当前环境
PyTorch version: 2.3.1+cu121
Is debug build: False
CUDA used to build PyTorch: 12.1
ROCM used to build PyTorch: N/A
OS: Ubuntu 22.04.4 LTS (x86_64)
GCC version: (Ubuntu 11.4.0-1ubuntu1~22.04) 11.4.0
Clang version: 14.0.0-1ubuntu1.1
CMake version: version 3.30.0
Libc version: glibc-2.35
Python version: 3.10.12 (main, Mar 22 2024, 16:50:05) [GCC 11.4.0] (64-bit runtime)
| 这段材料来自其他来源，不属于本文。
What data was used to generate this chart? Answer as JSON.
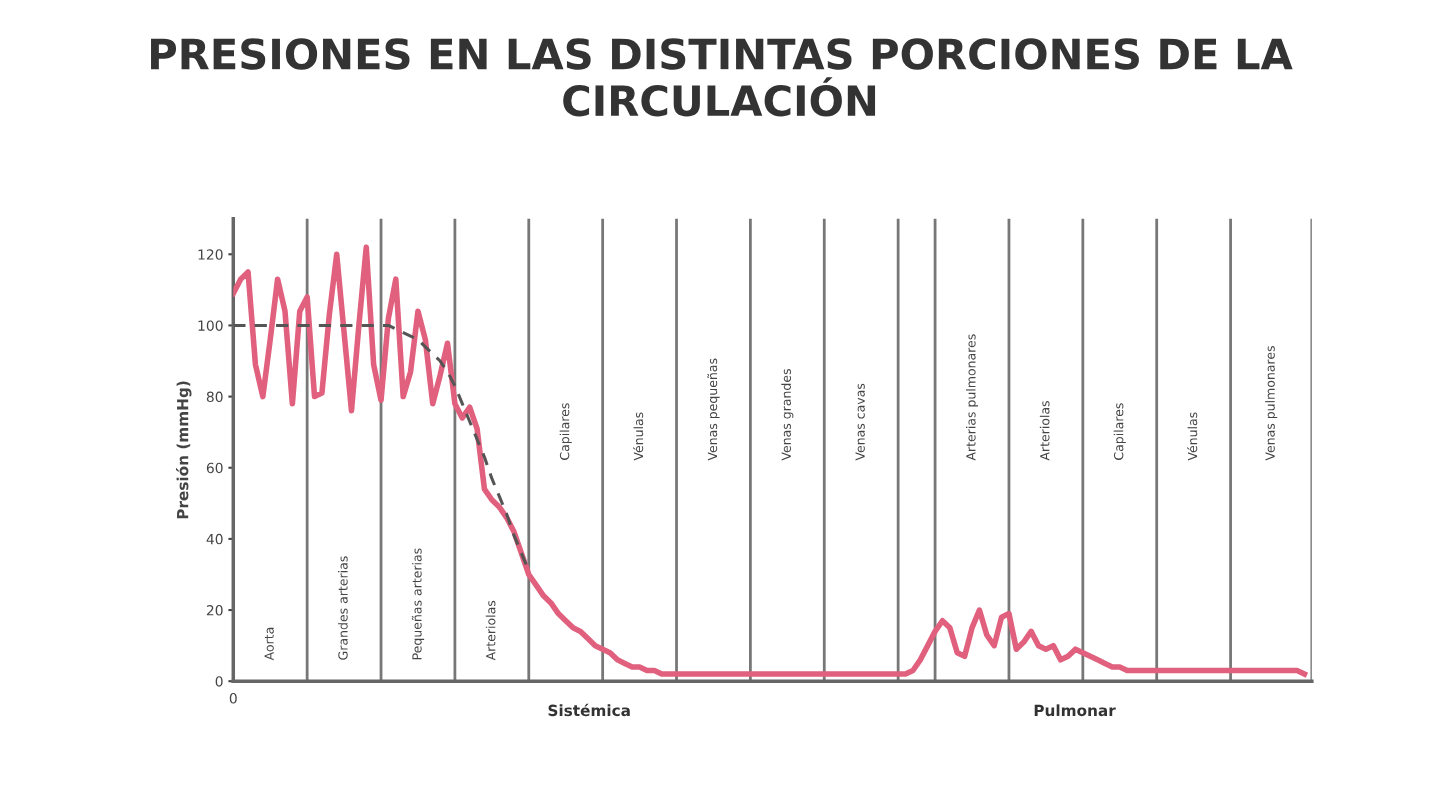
{
  "chart_data": {
    "type": "line",
    "title": "PRESIONES EN LAS DISTINTAS PORCIONES DE LA CIRCULACIÓN",
    "ylabel": "Presión (mmHg)",
    "categories": [
      null,
      null,
      null,
      null,
      null,
      null,
      null,
      null,
      null,
      null,
      null,
      null,
      null,
      null,
      null,
      null,
      null,
      null,
      null,
      null,
      null,
      null,
      null,
      null,
      null,
      null,
      null,
      null,
      null,
      null,
      null,
      null,
      null,
      null,
      null,
      null,
      null,
      null,
      null,
      null,
      null,
      null,
      null,
      null,
      null,
      null,
      null,
      null,
      null,
      null,
      null,
      null,
      null,
      null,
      null,
      null,
      null,
      null,
      null,
      null,
      null,
      null,
      null,
      null,
      null,
      null,
      null,
      null,
      null,
      null,
      null,
      null,
      null,
      null,
      null,
      null,
      null,
      null,
      null,
      null,
      null,
      null,
      null,
      null,
      null,
      null,
      null,
      null,
      null,
      null,
      null,
      null,
      null,
      null,
      null,
      null,
      null,
      null,
      null,
      null,
      null,
      null,
      null,
      null,
      null,
      null,
      null,
      null,
      null,
      null,
      null,
      null,
      null,
      null,
      null,
      null,
      null,
      null,
      null,
      null,
      null,
      null,
      null,
      null,
      null,
      null,
      null,
      null,
      null,
      null,
      null,
      null,
      null,
      null,
      null,
      null,
      null,
      null,
      null,
      null,
      null,
      null,
      null,
      null,
      null,
      null
    ],
    "ylim": [
      0,
      130
    ],
    "yticks": [
      0,
      20,
      40,
      60,
      80,
      100,
      120
    ],
    "grid": false,
    "series": [
      {
        "color": "#e0607e",
        "line_style": "solid",
        "values": [
          109,
          113,
          115,
          89,
          80,
          96,
          113,
          104,
          78,
          104,
          108,
          80,
          81,
          103,
          120,
          98,
          76,
          100,
          122,
          89,
          79,
          102,
          113,
          80,
          87,
          104,
          96,
          78,
          86,
          95,
          78,
          74,
          77,
          71,
          54,
          51,
          49,
          46,
          42,
          36,
          30,
          27,
          24,
          22,
          19,
          17,
          15,
          14,
          12,
          10,
          9,
          8,
          6,
          5,
          4,
          4,
          3,
          3,
          2,
          2,
          2,
          2,
          2,
          2,
          2,
          2,
          2,
          2,
          2,
          2,
          2,
          2,
          2,
          2,
          2,
          2,
          2,
          2,
          2,
          2,
          2,
          2,
          2,
          2,
          2,
          2,
          2,
          2,
          2,
          2,
          2,
          2,
          3,
          6,
          10,
          14,
          17,
          15,
          8,
          7,
          15,
          20,
          13,
          10,
          18,
          19,
          9,
          11,
          14,
          10,
          9,
          10,
          6,
          7,
          9,
          8,
          7,
          6,
          5,
          4,
          4,
          3,
          3,
          3,
          3,
          3,
          3,
          3,
          3,
          3,
          3,
          3,
          3,
          3,
          3,
          3,
          3,
          3,
          3,
          3,
          3,
          3,
          3,
          3,
          3,
          2
        ]
      },
      {
        "color": "#555555",
        "line_style": "dashed",
        "values": [
          100,
          100,
          100,
          100,
          100,
          100,
          100,
          100,
          100,
          100,
          100,
          100,
          100,
          100,
          100,
          100,
          100,
          100,
          100,
          100,
          100,
          100,
          99,
          98,
          97,
          96,
          94,
          92,
          90,
          87,
          83,
          78,
          73,
          68,
          63,
          57,
          52,
          47,
          41,
          36,
          31,
          null,
          null,
          null,
          null,
          null,
          null,
          null,
          null,
          null,
          null,
          null,
          null,
          null,
          null,
          null,
          null,
          null,
          null,
          null,
          null,
          null,
          null,
          null,
          null,
          null,
          null,
          null,
          null,
          null,
          null,
          null,
          null,
          null,
          null,
          null,
          null,
          null,
          null,
          null,
          null,
          null,
          null,
          null,
          null,
          null,
          null,
          null,
          null,
          null,
          null,
          null,
          null,
          null,
          null,
          null,
          null,
          null,
          null,
          null,
          null,
          null,
          null,
          null,
          null,
          null,
          null,
          null,
          null,
          null,
          null,
          null,
          null,
          null,
          null,
          null,
          null,
          null,
          null,
          null,
          null,
          null,
          null,
          null,
          null,
          null,
          null,
          null,
          null,
          null,
          null,
          null,
          null,
          null,
          null,
          null,
          null,
          null,
          null,
          null,
          null,
          null,
          null,
          null,
          null,
          null
        ]
      }
    ],
    "annotations": [
      "0",
      "Sistémica",
      "Pulmonar",
      "Aorta",
      "Grandes arterias",
      "Pequeñas arterias",
      "Arteriolas",
      "Capilares",
      "Vénulas",
      "Venas pequeñas",
      "Venas grandes",
      "Venas cavas",
      "Arterias pulmonares",
      "Arteriolas",
      "Capilares",
      "Vénulas",
      "Venas pulmonares"
    ]
  }
}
Python platform: Linux-5.15.0-78-generic-x86_64-with-glibc2.35
Is CUDA available: True
CUDA runtime version: 12.5.82
CUDA_MODULE_LOADING set to: LAZY
GPU models:
A100s
Versions of relevant libraries:
[pip3] numpy==1.26.4
[pip3] nvidia-nccl-cu12==2.20.5
[pip3] torch==2.3.1
[pip3] torchvision==0.18.1
[pip3] transformers==4.42.4
[pip3] triton==2.3.1
[conda] Could not collect
ROCM Version: Could not collect
Neuron SDK Version: N/A
vLLM Version: 0.5.3.post1
vLLM Build Flags:
CUDA Archs: Not Set; ROCm: Disabled; Neuron: Disabled
🐛 描述bug
我正在尝试理解vllm通过多进程进行分布式服务的工作流程。原始设置是通过Triton推理服务器部署一个Tensor并行大小为2的模型,并使用distributed_executor_backend: mp
。在推理运行正常的情况下,当服务器关闭时,2个进程pt_main_thread
没有被杀死,它们的状态是State: S (sleeping)
。
Triton之外最接近的复现方法是:
from vllm import SamplingParams
from vllm.engine.arg_utils import AsyncEngineArgs
from vllm.engine.async_llm_engine import AsyncLLMEngine
from vllm.utils import random_uuid
import time
import asyncio
SAMPLING_PARAMETERS = {"temperature": 0, "top_p": 1}
VLLM_ENGINE_CONFIG = {
"model":"facebook/opt-125m",
"disable_log_requests": "true",
"gpu_memory_utilization": 0.5,
"enforce_eager": "true",
"tensor_parallel_size":2
}
PROMPTS = [
"The most dangerous animal is",
"The capital of France is",
"The future of AI is",
]
async def generate_python_vllm_output(prompt, llm_engine):
request_id = random_uuid()
sampling_params = SamplingParams(**SAMPLING_PARAMETERS)
python_vllm_output = None
last_output = None
async for vllm_output in llm_engine.generate(prompt, sampling_params, request_id):
last_output = vllm_output
if last_output:
python_vllm_output = [
(prompt + output.text).encode("utf-8") for output in last_output.outputs
]
return python_vllm_output
llm_engine = AsyncLLMEngine.from_engine_args(AsyncEngineArgs(**VLLM_ENGINE_CONFIG))
python_vllm_output = []
for i in range(len(PROMPTS * 1000)):
python_vllm_output.extend(
asyncio.run(generate_python_vllm_output(PROMPTS[i], llm_engine))
)
工作流程如下:
# ps
PID TTY TIME CMD
1 pts/0 00:00:00 bash
21346 pts/0 00:00:00 top
21927 pts/0 00:00:00 top
22463 pts/0 00:00:00 ps
# python3 vllm_reproducer.py &
...
Loading pt checkpoint shards: 100% Completed | 1/1 [00:00<00:00, 7.38it/s]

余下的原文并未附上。